Cognition in Instrumental Learning
Modern research also indicates that reinforcers do more than merely strengthen or “stamp in” the behaviors they are a consequence of, as was Thorndike’s original view. Instead, animals learn about the specific consequences of each behavior, and will perform a behavior depending on how much they currently want—or “value”—its consequence.
[Image courtesy of Bernard W. Balleine]
This idea is best illustrated by a phenomenon called the reinforcer devaluation effect (see Colwill & Rescorla, 1986). A rat is first trained to perform two instrumental actions (e.g., pressing a lever on the left, and on the right), each paired with a different reinforcer (e.g., a sweet sucrose solution, and a food pellet). At the end of this training, the rat tends to press both levers, alternating between the sucrose solution and the food pellet. In a second phase, one of the reinforcers (e.g., the sucrose) is then separately paired with illness.
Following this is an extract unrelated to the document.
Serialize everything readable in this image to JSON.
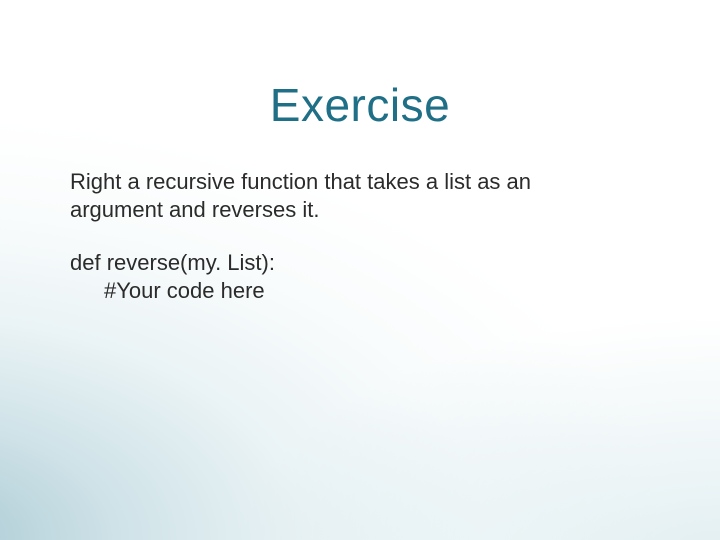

This conditions a taste aversion to the sucrose. In a final test, the rat is returned to the Skinner box and allowed to press either lever freely. No reinforcers are presented during this test (i.e., no sucrose or food comes from pressing the levers), so behavior during testing can only result from the rat’s memory of what it has learned earlier. Importantly here, the rat chooses not to perform the response that once produced the reinforcer that it now has an aversion to (e.g., it won’t press the sucrose lever). This means that the rat has learned and remembered the reinforcer associated with each response, and can combine that knowledge with the knowledge that the reinforcer is now “bad.” Reinforcers do not merely stamp in responses; the animal learns much more than that. The behavior is said to be “goal-directed” (see Dickinson & Balleine, 1994), because it is influenced by the current value of its associated goal (i.e., how much the rat wants/doesn’t want the reinforcer).
Things can get more complicated, however, if the rat performs the instrumental actions frequently and repeatedly. That is, if the rat has spent many months learning the value of pressing each of the levers, the act of pressing them becomes automatic and routine. And here, this once goal-directed action (i.e., the rat pressing the lever for the goal of getting sucrose/food) can become a habit. Thus, if a rat spends many months performing the lever- pressing behavior (turning such behavior into a habit), even when sucrose is again paired with illness, the rat will continue to press that lever (see Holland, 2004). After all the practice, the instrumental response (pressing the lever) is no longer sensitive to reinforcer devaluation. The rat continues to respond automatically, regardless of the fact that the sucrose from this lever makes it sick.
Habits are very common in human experience, and can be useful. You do not need to relearn each day how to make your coffee in the morning or how to brush your teeth. Instrumental behaviors can eventually become habitual, letting us get the job done while being free to think about other things.